Um poema de Pascoaes para Sophia

Por M. Correia Fernandes

Datado de 13 de abril de 1950, em São João de Gatão (Amarante), onde então residia, Teixeira de Pascoaes (1877-1952), por certo por ocasião ou em memória de alguma visita que Sophia lhe tenha feito, dedicou-lhe um poema de seu próprio punho e letra, que aqui transcrevemos:

A Sofia Breyner

Ó Nereide a cantar

Ao som da lira!

Entre as ondas e as nuvens!

Atravez dos teus versos

O mar palpita

E todos os reflexos

Dosol nas vagas

Em que fulgura

A origem mitica da vida.

Deusa oceanica

Liquida estatua,

Fada em nuances

De luz,

E transparencias ondulantes…

E nos deslumbra, e foge!

Sempre a fugir e a deslumbrar-nos!

Sempre a fugir, e a deslumbrar-nos!

Sempre, deante de nos

E no horisonte

Só agua e céu…

 

Pascoaes tinha a esta data, 73 anos. Conhecia obviamente a poesia de Sophia.

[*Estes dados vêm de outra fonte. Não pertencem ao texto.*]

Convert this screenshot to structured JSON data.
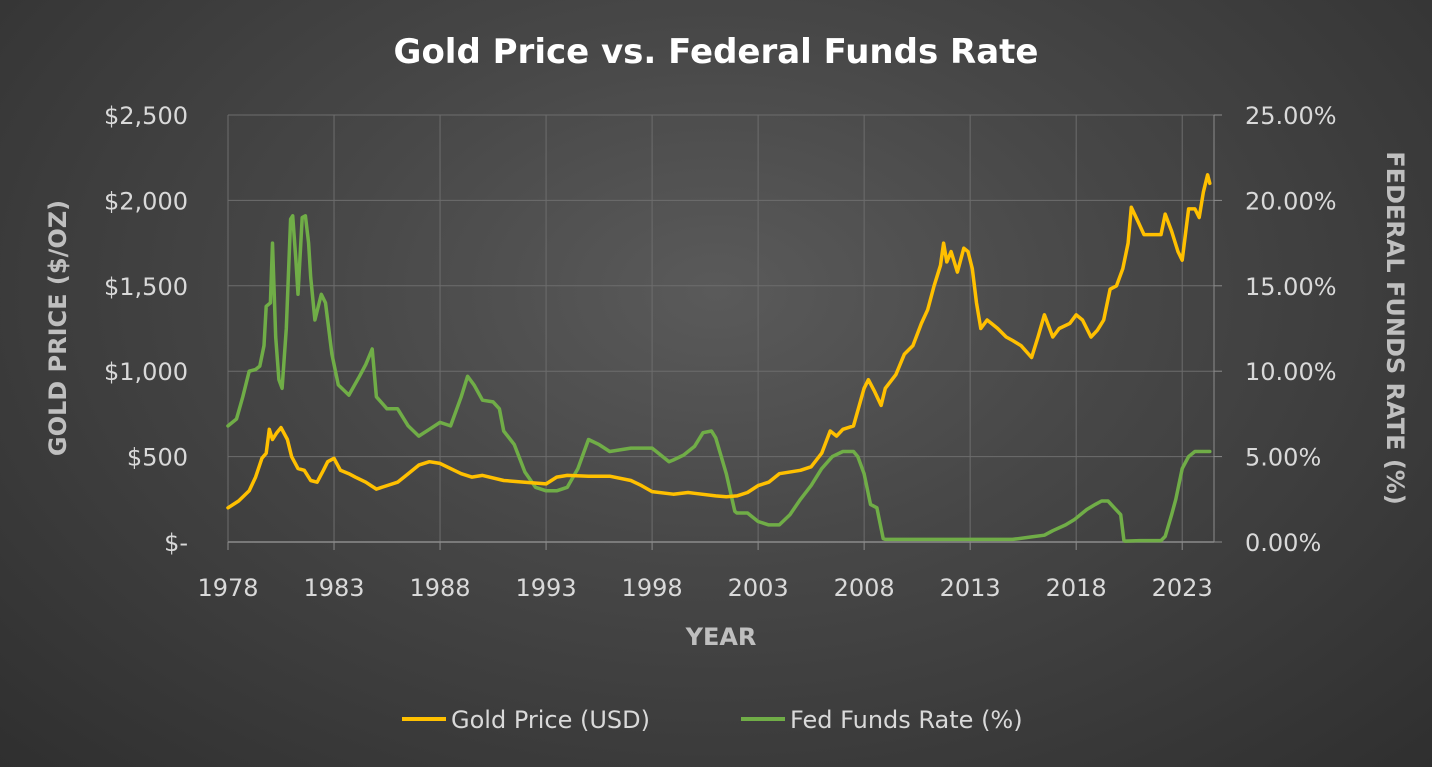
{
  "chart_data": {
    "type": "line",
    "title": "Gold Price vs. Federal Funds Rate",
    "xlabel": "YEAR",
    "ylabel_left": "GOLD PRICE ($/OZ)",
    "ylabel_right": "FEDERAL FUNDS RATE (%)",
    "xlim": [
      1978,
      2024.5
    ],
    "ylim_left": [
      0,
      2500
    ],
    "ylim_right": [
      0,
      25
    ],
    "x_ticks": [
      "1978",
      "1983",
      "1988",
      "1993",
      "1998",
      "2003",
      "2008",
      "2013",
      "2018",
      "2023"
    ],
    "y_ticks_left": [
      "$2,500",
      "$2,000",
      "$1,500",
      "$1,000",
      "$500",
      "$-"
    ],
    "y_ticks_right": [
      "25.00%",
      "20.00%",
      "15.00%",
      "10.00%",
      "5.00%",
      "0.00%"
    ],
    "grid": true,
    "legend_position": "bottom",
    "series": [
      {
        "name": "Gold Price (USD)",
        "axis": "left",
        "color": "#ffc000",
        "x": [
          1978.0,
          1978.5,
          1979.0,
          1979.3,
          1979.6,
          1979.8,
          1979.95,
          1980.1,
          1980.3,
          1980.5,
          1980.8,
          1981.0,
          1981.3,
          1981.6,
          1981.9,
          1982.2,
          1982.5,
          1982.7,
          1983.0,
          1983.3,
          1983.7,
          1984.0,
          1984.5,
          1985.0,
          1985.5,
          1986.0,
          1986.5,
          1987.0,
          1987.5,
          1988.0,
          1988.5,
          1989.0,
          1989.5,
          1990.0,
          1991.0,
          1992.0,
          1993.0,
          1993.5,
          1994.0,
          1995.0,
          1996.0,
          1997.0,
          1997.5,
          1998.0,
          1999.0,
          1999.7,
          2000.0,
          2001.0,
          2001.5,
          2002.0,
          2002.5,
          2003.0,
          2003.5,
          2004.0,
          2005.0,
          2005.5,
          2006.0,
          2006.4,
          2006.7,
          2007.0,
          2007.5,
          2008.0,
          2008.2,
          2008.5,
          2008.8,
          2009.0,
          2009.5,
          2009.9,
          2010.3,
          2010.7,
          2011.0,
          2011.3,
          2011.6,
          2011.75,
          2011.9,
          2012.1,
          2012.4,
          2012.7,
          2012.9,
          2013.1,
          2013.3,
          2013.5,
          2013.8,
          2014.0,
          2014.3,
          2014.7,
          2015.0,
          2015.4,
          2015.9,
          2016.2,
          2016.5,
          2016.9,
          2017.2,
          2017.7,
          2018.0,
          2018.3,
          2018.7,
          2019.0,
          2019.3,
          2019.6,
          2019.9,
          2020.2,
          2020.45,
          2020.6,
          2020.9,
          2021.2,
          2021.6,
          2022.0,
          2022.2,
          2022.5,
          2022.8,
          2023.0,
          2023.3,
          2023.6,
          2023.8,
          2024.0,
          2024.2,
          2024.3
        ],
        "values": [
          200,
          240,
          300,
          380,
          490,
          520,
          660,
          600,
          640,
          670,
          600,
          500,
          430,
          420,
          360,
          350,
          420,
          470,
          490,
          420,
          400,
          380,
          350,
          310,
          330,
          350,
          400,
          450,
          470,
          460,
          430,
          400,
          380,
          390,
          360,
          350,
          340,
          380,
          390,
          385,
          385,
          360,
          330,
          295,
          280,
          290,
          285,
          270,
          265,
          270,
          290,
          330,
          350,
          400,
          420,
          440,
          520,
          650,
          620,
          660,
          680,
          900,
          950,
          880,
          800,
          900,
          980,
          1100,
          1150,
          1280,
          1360,
          1500,
          1620,
          1750,
          1640,
          1700,
          1580,
          1720,
          1700,
          1600,
          1400,
          1250,
          1300,
          1280,
          1250,
          1200,
          1180,
          1150,
          1080,
          1200,
          1330,
          1200,
          1250,
          1280,
          1330,
          1300,
          1200,
          1240,
          1300,
          1480,
          1500,
          1600,
          1750,
          1960,
          1880,
          1800,
          1800,
          1800,
          1920,
          1820,
          1700,
          1650,
          1950,
          1950,
          1900,
          2050,
          2150,
          2100
        ]
      },
      {
        "name": "Fed Funds Rate (%)",
        "axis": "right",
        "color": "#70ad47",
        "x": [
          1978.0,
          1978.4,
          1978.7,
          1979.0,
          1979.3,
          1979.5,
          1979.7,
          1979.8,
          1980.0,
          1980.1,
          1980.25,
          1980.4,
          1980.55,
          1980.75,
          1980.95,
          1981.05,
          1981.2,
          1981.3,
          1981.5,
          1981.65,
          1981.8,
          1981.9,
          1982.1,
          1982.4,
          1982.6,
          1982.9,
          1983.2,
          1983.7,
          1984.2,
          1984.5,
          1984.8,
          1985.0,
          1985.5,
          1986.0,
          1986.5,
          1987.0,
          1987.5,
          1988.0,
          1988.5,
          1989.0,
          1989.3,
          1989.6,
          1990.0,
          1990.5,
          1990.8,
          1991.0,
          1991.5,
          1992.0,
          1992.5,
          1993.0,
          1993.5,
          1994.0,
          1994.5,
          1995.0,
          1995.5,
          1996.0,
          1997.0,
          1998.0,
          1998.8,
          1999.0,
          1999.5,
          2000.0,
          2000.4,
          2000.8,
          2001.0,
          2001.5,
          2001.9,
          2002.0,
          2002.5,
          2003.0,
          2003.5,
          2004.0,
          2004.5,
          2005.0,
          2005.5,
          2006.0,
          2006.5,
          2007.0,
          2007.5,
          2007.7,
          2008.0,
          2008.3,
          2008.6,
          2008.9,
          2009.0,
          2010.0,
          2012.0,
          2015.0,
          2015.9,
          2016.5,
          2016.9,
          2017.5,
          2017.9,
          2018.5,
          2018.9,
          2019.2,
          2019.5,
          2019.8,
          2020.1,
          2020.25,
          2020.3,
          2021.0,
          2022.0,
          2022.2,
          2022.5,
          2022.7,
          2023.0,
          2023.3,
          2023.6,
          2024.0,
          2024.3
        ],
        "values": [
          6.8,
          7.2,
          8.5,
          10.0,
          10.1,
          10.3,
          11.5,
          13.8,
          14.0,
          17.5,
          12.0,
          9.5,
          9.0,
          12.5,
          18.9,
          19.1,
          16.5,
          14.5,
          19.0,
          19.1,
          17.5,
          15.5,
          13.0,
          14.5,
          14.0,
          11.0,
          9.2,
          8.6,
          9.7,
          10.4,
          11.3,
          8.5,
          7.8,
          7.8,
          6.8,
          6.2,
          6.6,
          7.0,
          6.8,
          8.5,
          9.7,
          9.2,
          8.3,
          8.2,
          7.8,
          6.5,
          5.7,
          4.1,
          3.2,
          3.0,
          3.0,
          3.2,
          4.3,
          6.0,
          5.7,
          5.3,
          5.5,
          5.5,
          4.7,
          4.8,
          5.1,
          5.6,
          6.4,
          6.5,
          6.1,
          4.0,
          1.8,
          1.7,
          1.7,
          1.2,
          1.0,
          1.0,
          1.6,
          2.5,
          3.3,
          4.3,
          5.0,
          5.3,
          5.3,
          5.0,
          4.0,
          2.2,
          2.0,
          0.2,
          0.15,
          0.15,
          0.15,
          0.15,
          0.3,
          0.4,
          0.66,
          1.0,
          1.3,
          1.9,
          2.2,
          2.4,
          2.4,
          2.0,
          1.6,
          0.1,
          0.05,
          0.08,
          0.08,
          0.33,
          1.6,
          2.5,
          4.3,
          5.0,
          5.3,
          5.3,
          5.3
        ]
      }
    ]
  }
}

Por este texto se vê que sustentava por ela evidente admiração, bem como o conhecimento da estrutra, temática e inspiração dos seus escritos. Sophia percorria os seus 30 anos. Nesse ano tinha-se instalado com a família na Travessa das Mónicas, à Graça, em Lisboa, da qual afirmou: “Gosto muito dela. Quando aqui entrei cantei o «Magnificat». É uma casa muito bonita que eu embelezei”. Nesse ano de 1950 Sophia publicava “Coral”, poemas inspirados pela natureza e pelo mar. Talvez Sophia não tenha merecido, ou querido, a presença do seu nome nas variadas placas que que num recanto do solar de Gatão, onde viveu Pascoaes, registam alguns dos que ali o visitaram, como os de Unamuno ou Leonardo Coimbra.

Deste poema importará reter um conjunto de conceitos que traduzem uma visão pessoal da poesia de Sophia:

Na memória do epíteto Nereide, que ele sente “a cantar” personifica nela, Sophia poeta, a imagem das filhas de Nereu, o deus do mar, com quem partilhava as belezas e as dinâmicas do oceano. Sophia surge assim como a poeta que canta o mar. Sente-se que terá sido o conhecimento do volume “Coral” que inspirou a Pascoaes este epíteto.

“Entre as ondas e as nuvens” sugere o sentido marítimo e ascensional que Pascoaes, homem das serranias do Marão, míticas ou mitificadas, sente na sua poesia.

E parte do mar e da luz para o seu valor simbólico: “a origem mítica da vida”.

Depois passa das nereidas à estátua, concebida como se fosse viva na sua liquidez perene, ou como fada de luz e transparências ondulantes, que se afirma diante de nós, edificando mum horizonte e água e céu. Evidencia assim Pascoaes a presença abrangente e conspícua do mar na poesia de Sophia.

Pode acontecer que Pascoaes tenha lido em Coral estas ou outras palavras inspiradoras:

Luminosos os dias abolidos
Quando o meio-dia inclinava a sombra das colunas
E o azul do céu tomava em si a terra
Apaziguada no murmúrio
Das folhagens e dos deuses.

 

Seja o que for que tenha lido, ou sentido na figura jovem e materna de Sophia, Teixeira de Pascoaes soube ver nas serranias a presença inspiradora do profundo sentido humanista da poesia que dela ia emergindo. Que bem pode ser também inspiradora para os nossos dias em que os valores da natureza se vão afirmando, não onde ela devia afirmar-se presente e inspiradora, mas onde a vamos destruindo, mandando arrancar ou cortar as árvores que nos fazem falta..Que diria o Pascoaes do Marão quando lhe revelassem aos 73 anos que uma empresa promove o corte de sobreiros e as orientações governamentais, e práticas municipas, ignorando o ambiente, mandam cortar as árvores que nos dão folhagem, sombra e vida?

Talvez Sophia lhe pudesse inspirar poemas como este sobre as serranias e arvoresdos do Marão:

Amo-te, desde a fonte piedosa

Que dos teus flancos mana, duma casta

E fresca transparência religiosa.

Uma observação linguística: em tempos de discussões sobre acordo ortográfico, veja-se como Pascoaes, cinco anos depois do acordo de 1945, ainda se olvida por vezes das novas normas, não acentuando as exdrúxulas (mitica, transparencias,oceanica e agua) ou em formas como “deante” ou “horisonte”.

É bom escrever segundo as regras, mas o essencial é o pensamento, o sentimento e a generosidade intelectual. “Quando é alto e nobre o pensamento, súbdita a frase o busca e o escravo ritmo o serve”, como diz Ricardo Reis.